Uma nova história

0 Comments

Talvez nós dois sejamos duas incógnitas. Dois pontos de interrogação procurando uma frase para completar, uma sentença para finalizar. Mas parece que nós somos as únicas incertezas cercadas de afirmações por aí. E por algum motivo bem desconhecido, a gente acabou formando um belo texto. Sem letras, sem palavras, sem gramática. A gente se leu e se entendeu, e talvez só a gente se entenda mesmo. Ele não tem um signo que combine com o meu ou tem o melhor gosto musical do mundo. Ele me manda músicas dos anos 80, eu mando músicas dos anos 10. Ele não gosta de terror, não gosta da minha banda favorita, não gosta de doces. Vai ver ele nem deve gostar de mim de verdade. Mas, diante de tantas diferenças, acabei descobrindo que somos incrivelmente iguais.
Fazia muito tempo que meu coração não batia tão forte por alguém. A vontade de passar a madrugada toda conversando sobre assuntos que não precisam de rumo para seguir - mas eu infelizmente sempre durmo antes das 22h e acabo com ele. Fazia muito tempo que ninguém me fazia perder o fôlego de tanto dar risada por alguma bobagem qualquer. Não, não é uma bobagem qualquer. É a sua bobagem.
Não é sobre o beijo dele, o abraço ou como ele fica incrível de baixo da luz do cinema. Mas é sobre o modo que ele me faz sentir segura e pronta pra ser eu mesma em qualquer lugar do mundo. Com ele, o tempo parece ser só mais um detalhe inventado pelo homem. E não importa onde vamos, é exatamente lá que devemos estar.
E aqui, sentada em frente ao mar e bebendo uma piña colada, penso que nada isso tem graça sozinha.
Merda, começou a chover. Isso não tem graça nenhuma também.
Em geral, a gente não tem muita história. Mas como eu disso, o tempo não é tão importante assim. Admito, tentei resistir ao óbvio e não cair nos encantos (posso chamar assim?) que ele guarda. Mas então eu percebi que era inútil, já que se apaixonar era a 8ª maravilha do mundo (é claro, depois de se apaixonar por ele).
E agora, estou aqui. Escrevendo sobre alguém que não só me transformou mas como também me reformou e me ajudou a encontrar todos os sorrisos que estavam trancados dentro de mim. Para nós, todo café do mundo é pouco e todos os filmes ruins sobre vampiros e lobisomens não serão o suficiente. Mas está tudo bem, pois se faltar alguma coisa a gente faz mais. Temos todos os recursos.

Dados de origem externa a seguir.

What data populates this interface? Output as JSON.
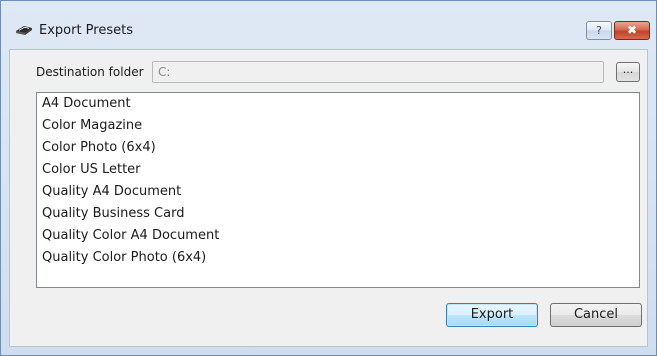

Talvez daqui um tempo eu esteja escrevendo um texto sobre como ele partiu meu coração e foi embora sem deixar rastros. Mas eu não me importo com o final - ainda -sendo que acabamos de começar. Ainda temos muita água para deixar correr, escorrer e trasbordar. Talvez a gente não passe de onde estamos e, sinceramente, não sei para onde quero ir. Mas eu me sinto tão confortável assim que qualquer movimento pode ser perigoso.
E por mais que não dê certo, e daí? A gente já criou tanta coisa, tantas linhas. Algumas coisas nascem para morrerem, não para existirem.
Isso não as tornam menos emocionantes.